Student newspaper at Kennesaw State University

The Sentinel is the official student newspaper of Kennesaw State University (KSU) in Kennesaw, Georgia. As of the fall 2018 semester, the Sentinel had a weekly circulation between 5,000 and 6,000, distributed to over 30 locations on the KSU campus.

The first issue of The Sentinel was published on October 3, 1966, shortly after the charter quarter of Kennesaw State. Robert McDearmid served as the charter editor in chief. The paper has printed continuously since its founding. It is published weekly during the school year, with limited issues during the summer semester.
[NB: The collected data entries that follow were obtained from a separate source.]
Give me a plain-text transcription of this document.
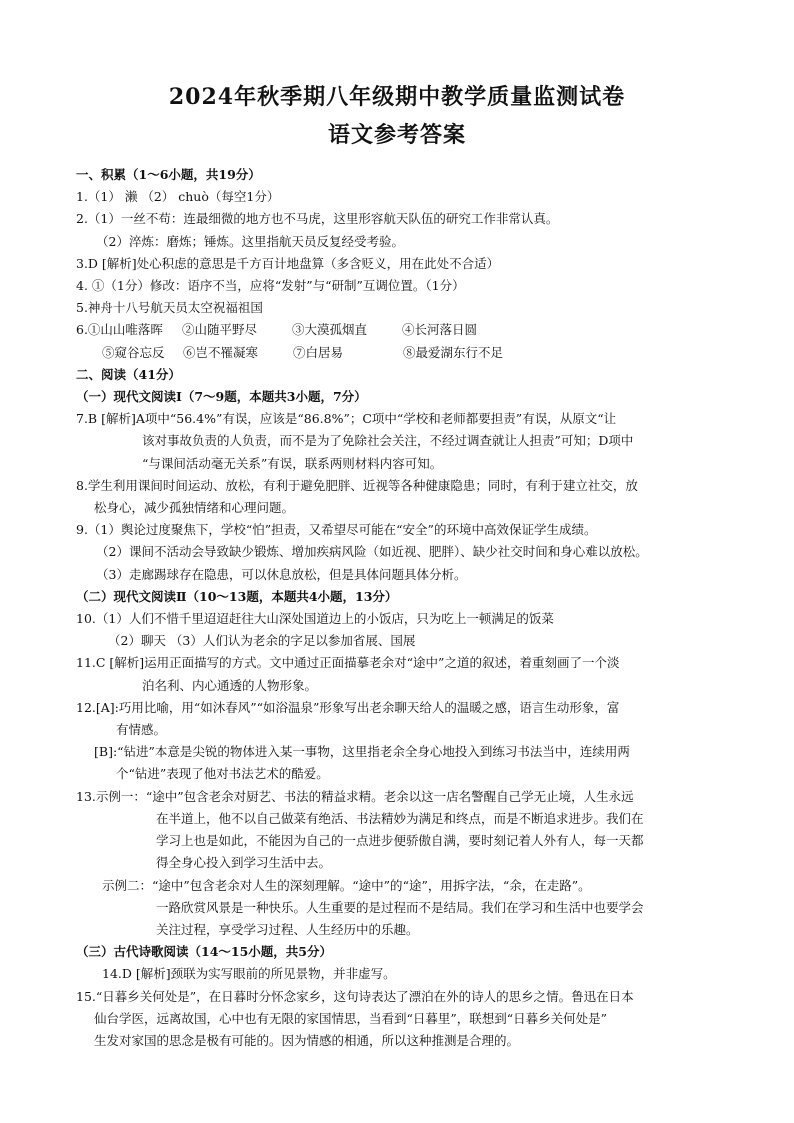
2024年秋季期八年级期中教学质量监测试卷
语文参考答案
一、积累（1～6小题，共19分）
1.（1） 濑 （2） chuò（每空1分）
2.（1）一丝不苟：连最细微的地方也不马虎，这里形容航天队伍的研究工作非常认真。
（2）淬炼：磨炼；锤炼。这里指航天员反复经受考验。
3.D [解析]处心积虑的意思是千方百计地盘算（多含贬义，用在此处不合适）
4. ①（1分）修改：语序不当，应将“发射”与“研制”互调位置。（1分）
5.神舟十八号航天员太空祝福祖国
6.①山山唯落晖	②山随平野尽	③大漠孤烟直	④长河落日圆
⑤窥谷忘反	⑥岂不罹凝寒	⑦白居易	⑧最爱湖东行不足
二、阅读（41分）
（一）现代文阅读Ⅰ（7～9题，本题共3小题，7分）
7.B [解析]A项中“56.4%”有误，应该是“86.8%”；C项中“学校和老师都要担责”有误，从原文“让
该对事故负责的人负责，而不是为了免除社会关注，不经过调查就让人担责”可知；D项中
“与课间活动毫无关系”有误，联系两则材料内容可知。
8.学生利用课间时间运动、放松，有利于避免肥胖、近视等各种健康隐患；同时，有利于建立社交，放
松身心，减少孤独情绪和心理问题。
9.（1）舆论过度聚焦下，学校“怕”担责，又希望尽可能在“安全”的环境中高效保证学生成绩。
（2）课间不活动会导致缺少锻炼、增加疾病风险（如近视、肥胖）、缺少社交时间和身心难以放松。
（3）走廊踢球存在隐患，可以休息放松，但是具体问题具体分析。
（二）现代文阅读Ⅱ（10～13题，本题共4小题，13分）
10.（1）人们不惜千里迢迢赶往大山深处国道边上的小饭店，只为吃上一顿满足的饭菜
（2）聊天 （3）人们认为老余的字足以参加省展、国展
11.C [解析]运用正面描写的方式。文中通过正面描摹老余对“途中”之道的叙述，着重刻画了一个淡
泊名利、内心通透的人物形象。
12.[A]:巧用比喻，用“如沐春风”“如浴温泉”形象写出老余聊天给人的温暖之感，语言生动形象，富
有情感。
[B]:“钻进”本意是尖锐的物体进入某一事物，这里指老余全身心地投入到练习书法当中，连续用两
个“钻进”表现了他对书法艺术的酷爱。
13.示例一：“途中”包含老余对厨艺、书法的精益求精。老余以这一店名警醒自己学无止境，人生永远
在半道上，他不以自己做菜有绝活、书法精妙为满足和终点，而是不断追求进步。我们在
学习上也是如此，不能因为自己的一点进步便骄傲自满，要时刻记着人外有人，每一天都
得全身心投入到学习生活中去。
示例二：“途中”包含老余对人生的深刻理解。“途中”的“途”，用拆字法，“余，在走路”。
一路欣赏风景是一种快乐。人生重要的是过程而不是结局。我们在学习和生活中也要学会
关注过程，享受学习过程、人生经历中的乐趣。
（三）古代诗歌阅读（14～15小题，共5分）
14.D [解析]颈联为实写眼前的所见景物，并非虚写。
15.“日暮乡关何处是”，在日暮时分怀念家乡，这句诗表达了漂泊在外的诗人的思乡之情。鲁迅在日本
仙台学医，远离故国，心中也有无限的家国情思，当看到“日暮里”，联想到“日暮乡关何处是”
生发对家国的思念是极有可能的。因为情感的相通，所以这种推测是合理的。
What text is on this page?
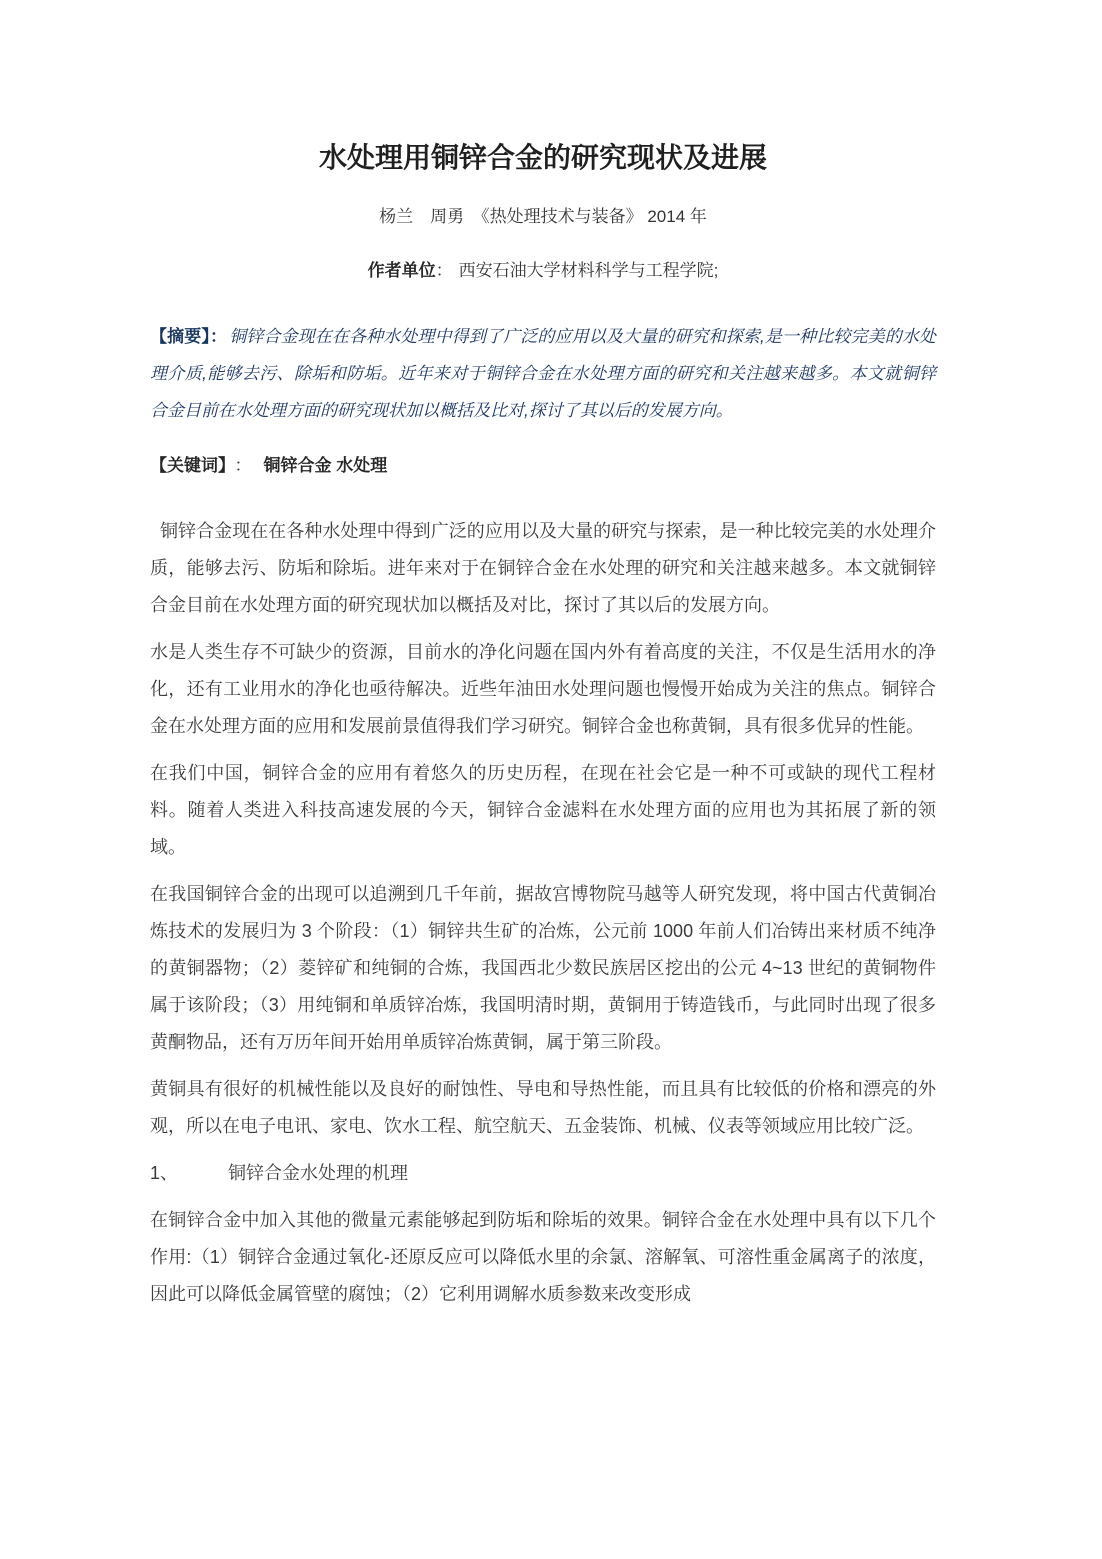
水处理用铜锌合金的研究现状及进展
杨兰　周勇　《热处理技术与装备》 2014 年
作者单位： 西安石油大学材料科学与工程学院;

【摘要】： 铜锌合金现在在各种水处理中得到了广泛的应用以及大量的研究和探索,是一种比较完美的水处理介质,能够去污、除垢和防垢。近年来对于铜锌合金在水处理方面的研究和关注越来越多。本文就铜锌合金目前在水处理方面的研究现状加以概括及比对,探讨了其以后的发展方向。

【关键词】 ： 铜锌合金 水处理

铜锌合金现在在各种水处理中得到广泛的应用以及大量的研究与探索，是一种比较完美的水处理介质，能够去污、防垢和除垢。进年来对于在铜锌合金在水处理的研究和关注越来越多。本文就铜锌合金目前在水处理方面的研究现状加以概括及对比，探讨了其以后的发展方向。

水是人类生存不可缺少的资源，目前水的净化问题在国内外有着高度的关注，不仅是生活用水的净化，还有工业用水的净化也亟待解决。近些年油田水处理问题也慢慢开始成为关注的焦点。铜锌合金在水处理方面的应用和发展前景值得我们学习研究。铜锌合金也称黄铜，具有很多优异的性能。

在我们中国，铜锌合金的应用有着悠久的历史历程，在现在社会它是一种不可或缺的现代工程材料。随着人类进入科技高速发展的今天，铜锌合金滤料在水处理方面的应用也为其拓展了新的领域。

在我国铜锌合金的出现可以追溯到几千年前，据故宫博物院马越等人研究发现，将中国古代黄铜冶炼技术的发展归为 3 个阶段：（1）铜锌共生矿的冶炼，公元前 1000 年前人们冶铸出来材质不纯净的黄铜器物；（2）菱锌矿和纯铜的合炼，我国西北少数民族居区挖出的公元 4~13 世纪的黄铜物件属于该阶段；（3）用纯铜和单质锌冶炼，我国明清时期，黄铜用于铸造钱币，与此同时出现了很多黄酮物品，还有万历年间开始用单质锌冶炼黄铜，属于第三阶段。

黄铜具有很好的机械性能以及良好的耐蚀性、导电和导热性能，而且具有比较低的价格和漂亮的外观，所以在电子电讯、家电、饮水工程、航空航天、五金装饰、机械、仪表等领域应用比较广泛。

1、	铜锌合金水处理的机理

在铜锌合金中加入其他的微量元素能够起到防垢和除垢的效果。铜锌合金在水处理中具有以下几个作用:（1）铜锌合金通过氧化-还原反应可以降低水里的余氯、溶解氧、可溶性重金属离子的浓度，因此可以降低金属管壁的腐蚀；（2）它利用调解水质参数来改变形成
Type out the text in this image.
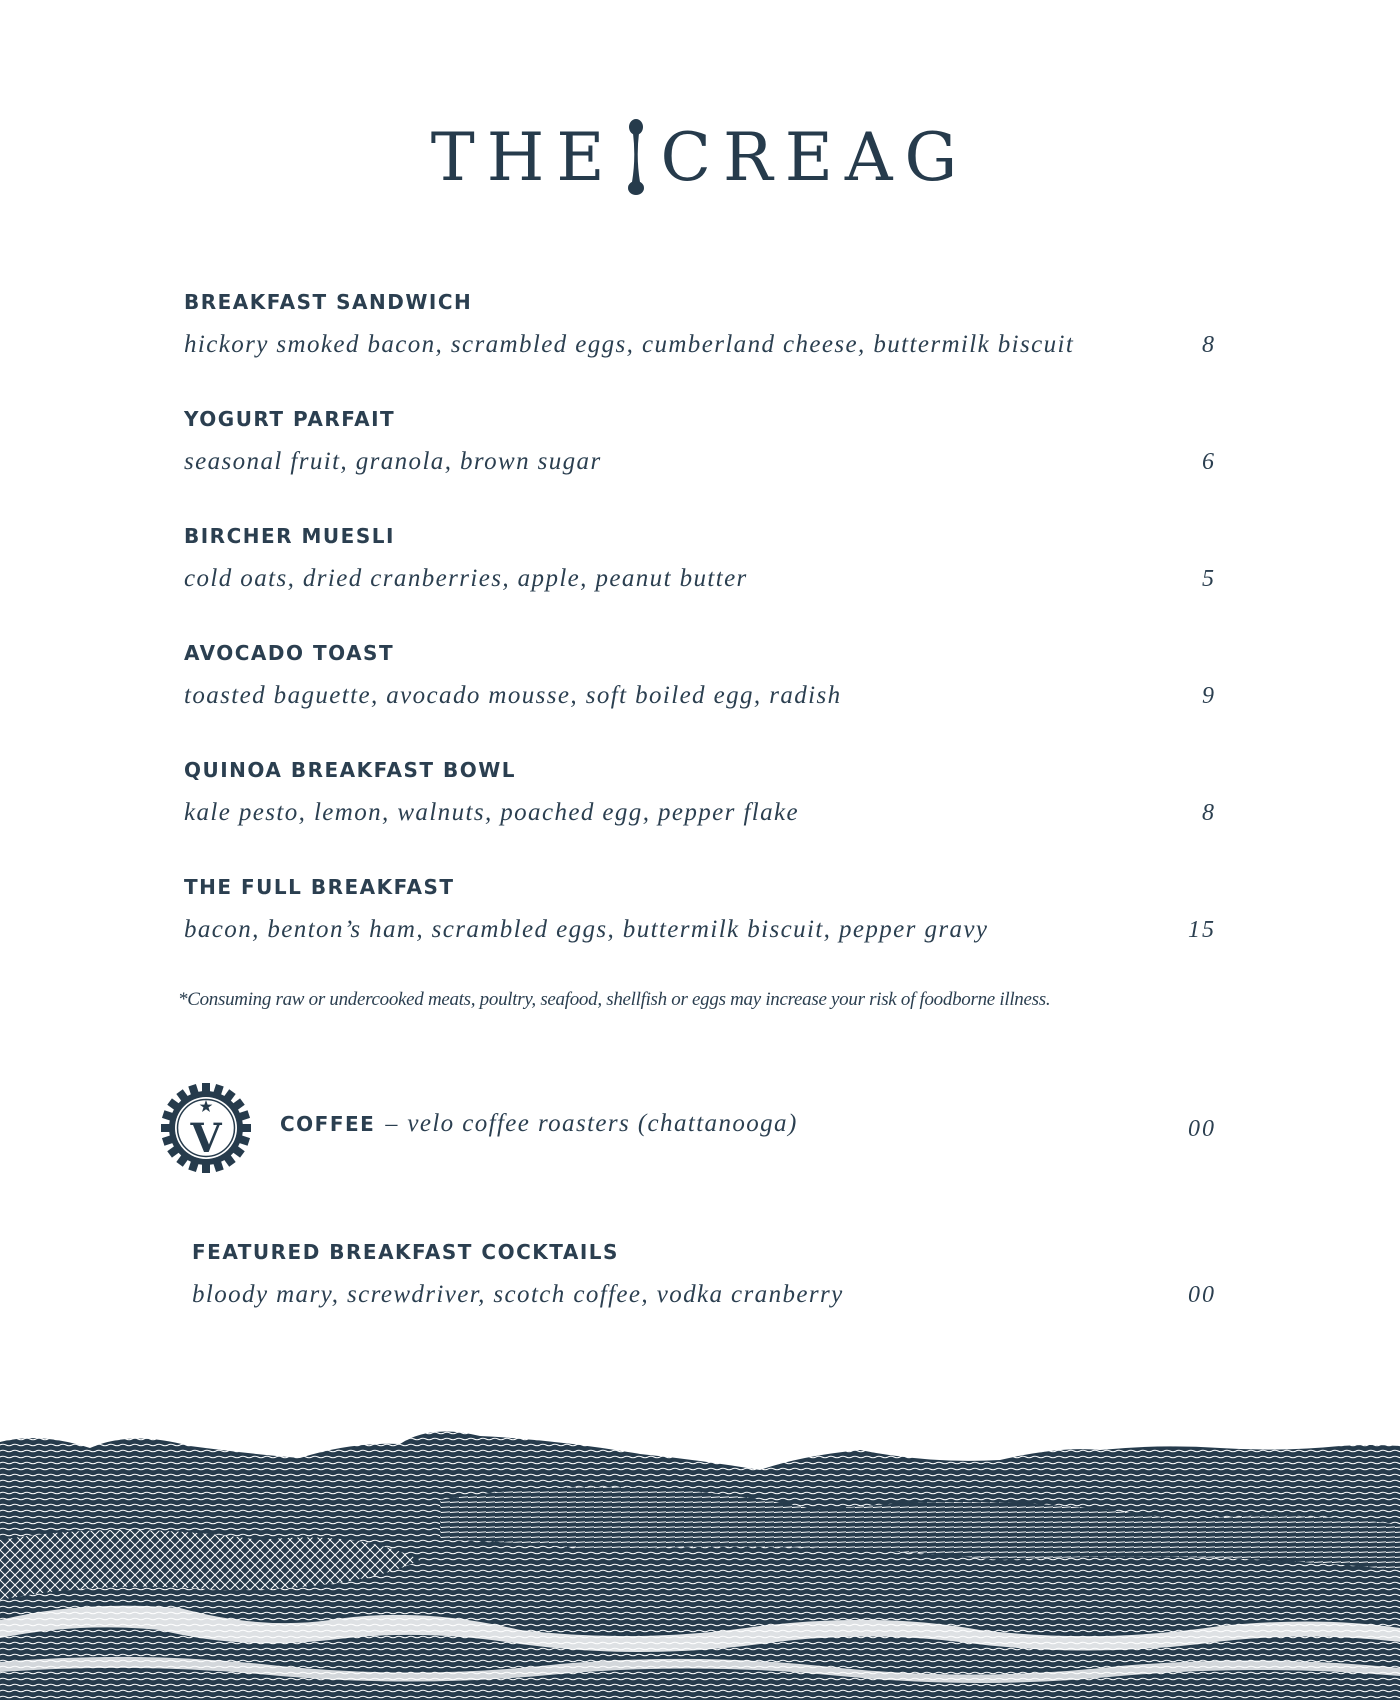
THE CREAG
BREAKFAST SANDWICH
hickory smoked bacon, scrambled eggs, cumberland cheese, buttermilk biscuit	8
YOGURT PARFAIT
seasonal fruit, granola, brown sugar	6
BIRCHER MUESLI
cold oats, dried cranberries, apple, peanut butter	5
AVOCADO TOAST
toasted baguette, avocado mousse, soft boiled egg, radish	9
QUINOA BREAKFAST BOWL
kale pesto, lemon, walnuts, poached egg, pepper flake	8
THE FULL BREAKFAST
bacon, benton’s ham, scrambled eggs, buttermilk biscuit, pepper gravy	15

*Consuming raw or undercooked meats, poultry, seafood, shellfish or eggs may increase your risk of foodborne illness.

V	COFFEE – velo coffee roasters (chattanooga)	00
FEATURED BREAKFAST COCKTAILS
bloody mary, screwdriver, scotch coffee, vodka cranberry	00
In 2005 it was one of 25 collegiate newspapers to receive the Pacemaker award from the Associated Collegiate Press for the print edition, and was a finalist for its online edition.

==Sections==
The length of any issue of The Sentinel is dependent upon the number of advertisements purchased and articles written for a given week. The paper is organized into four sections:
- News (Includes the Police Beat, Student Government Association Beat, Owl Events Calendar, and weekly news.)
- Opinion (Includes editorials, an editorial cartoon, op-eds, and letters to the editor.)
- Arts and Living (Includes reviews of music, movies, performance arts, and video games.)
- Sports (Includes summaries of recent KSU Athletics' games and sports features.)